また、「ドローンをアプリで設定した通りにリモートで飛行させる体験をすることで、未来の産業に貢献できるのではないかという思いもあります」と、将来のIT人材の育成を視野に入れいていることも明かした。
対談の中では、教材の内容のデモンストレーションを披露。ORSOの坂本氏が四角くうずまきを書くように飛ばす、という課題を例に、工夫のしどころやおもしろさを紹介すると、ヒトロボの千葉氏も「この四角くうずをまくように飛ばす課題は、とても創造性豊かなプログラム。参加者はそれぞれのレベルで引き込まれます。力をつけてきたらその時点で新しい工夫のしどころもみつけられるので、楽しみながら知見や技術を身に着けることができると思います。ほかのプログラムもおもしろいのでぜひ参加してほしい」と訴えた。
ドロミングラボは2019年の秋に、ジュニア向けプログラムとして開発の方針が公表されていた。体制が整い、今回具体的に導入に踏み切ることになった。

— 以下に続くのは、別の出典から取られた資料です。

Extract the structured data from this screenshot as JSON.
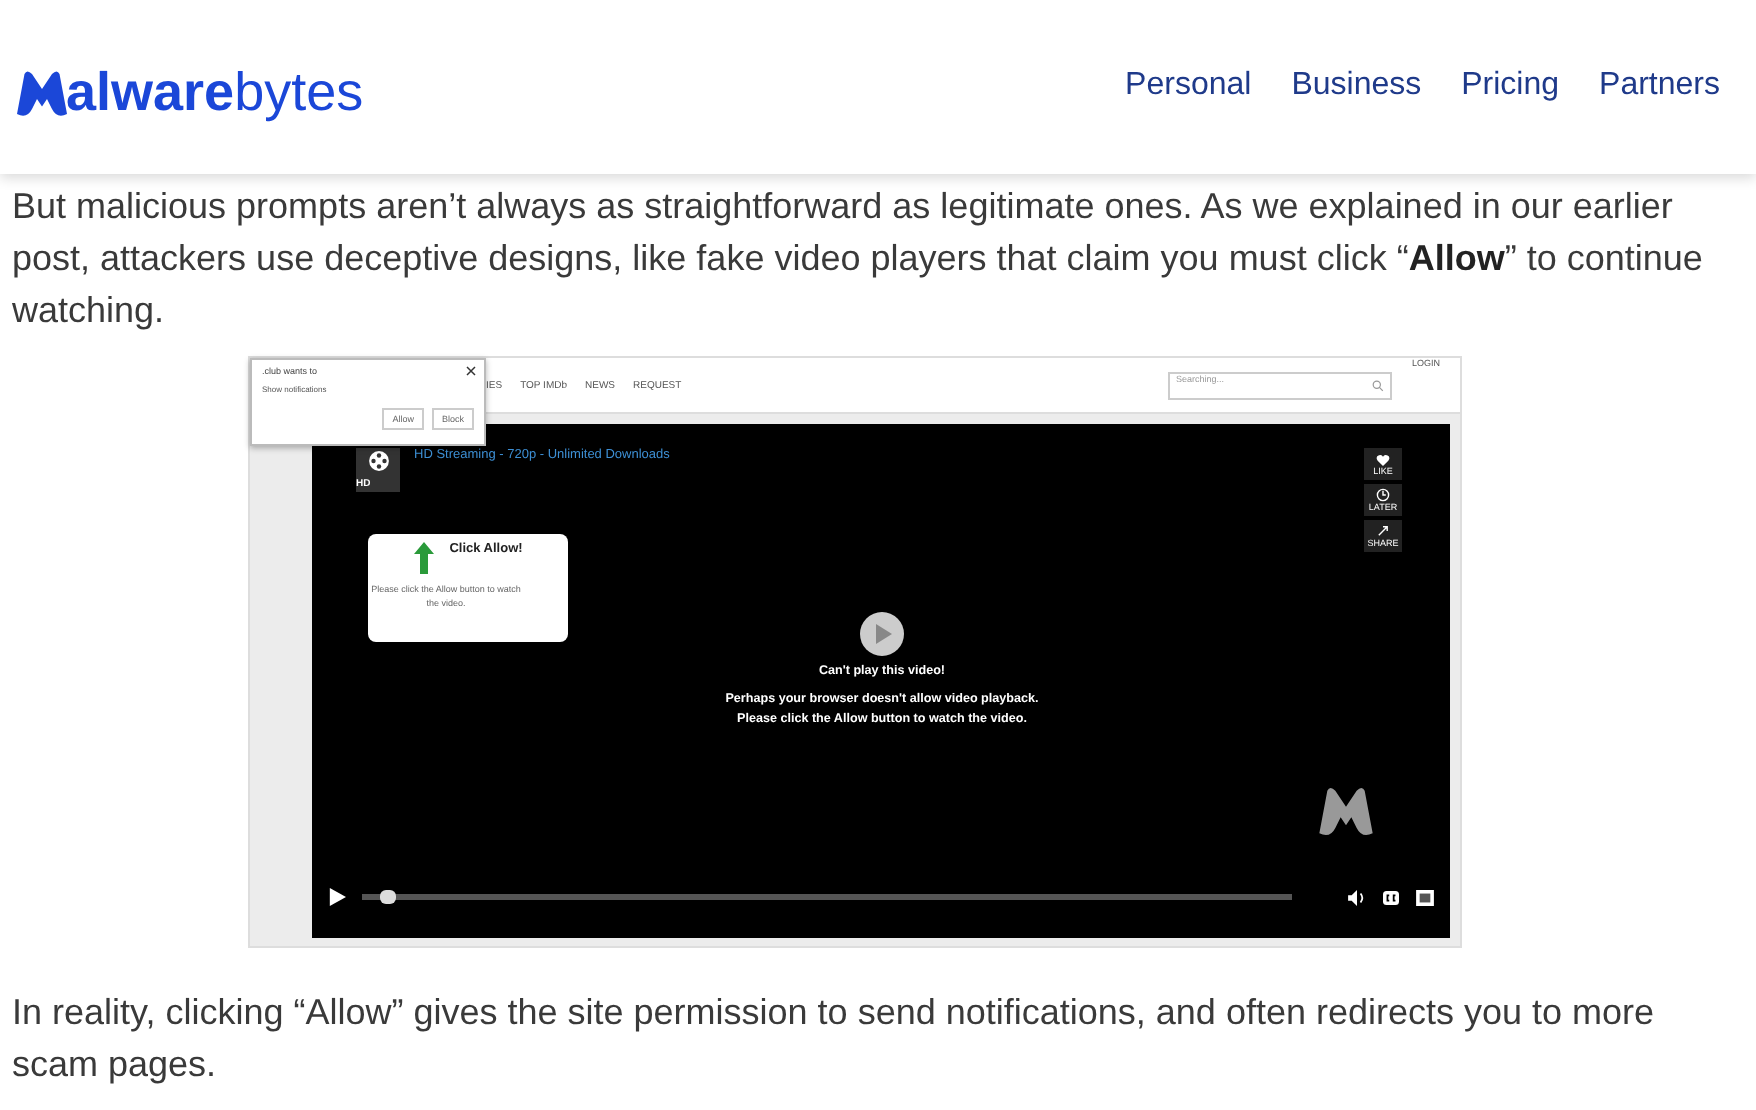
{
  "header": {
    "logo": {
      "bold": "alware",
      "light": "bytes"
    },
    "nav": [
      "Personal",
      "Business",
      "Pricing",
      "Partners"
    ]
  },
  "paragraphs": [
    "But malicious prompts aren’t always as straightforward as legitimate ones. As we explained in our earlier post, attackers use deceptive designs, like fake video players that claim you must click “**Allow**” to continue watching.",
    "In reality, clicking “Allow” gives the site permission to send notifications, and often redirects you to more scam pages."
  ],
  "screenshot": {
    "site_nav": [
      "IES",
      "TOP IMDb",
      "NEWS",
      "REQUEST"
    ],
    "search": {
      "placeholder": "Searching..."
    },
    "login": "LOGIN",
    "popup": {
      "origin": ".club wants to",
      "permission": "Show notifications",
      "buttons": [
        "Allow",
        "Block"
      ]
    },
    "video": {
      "badge": "HD",
      "title": "HD Streaming - 720p - Unlimited Downloads",
      "side_actions": [
        {
          "kind": "like",
          "label": "LIKE"
        },
        {
          "kind": "later",
          "label": "LATER"
        },
        {
          "kind": "share",
          "label": "SHARE"
        }
      ],
      "prompt": {
        "heading": "Click Allow!",
        "text": "Please click the Allow button to watch the video."
      },
      "message": [
        "Can't play this video!",
        "Perhaps your browser doesn't allow video playback. Please click the Allow button to watch the video."
      ],
      "progress": {
        "level": 0.02
      }
    }
  }
}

子供向けプログラミング教室は全国で増えつつあり、ドローンスクール「ドローン・オペレーション・サービス・アライアンス(DOSA)」を運営する株式会社ダイヤサービス(千葉市)も、ドローンを使った子供向けプログラミング教室「StedRO」を運営し、独自に編集したテキストが好評だ。奈良女子大学付属中等教育学校(奈良市)では国語の授業の一環でプログラミングを指導する中でドローンを取り入れるなど、学校の教育現場にドローンを取り入れる動きが出始めている。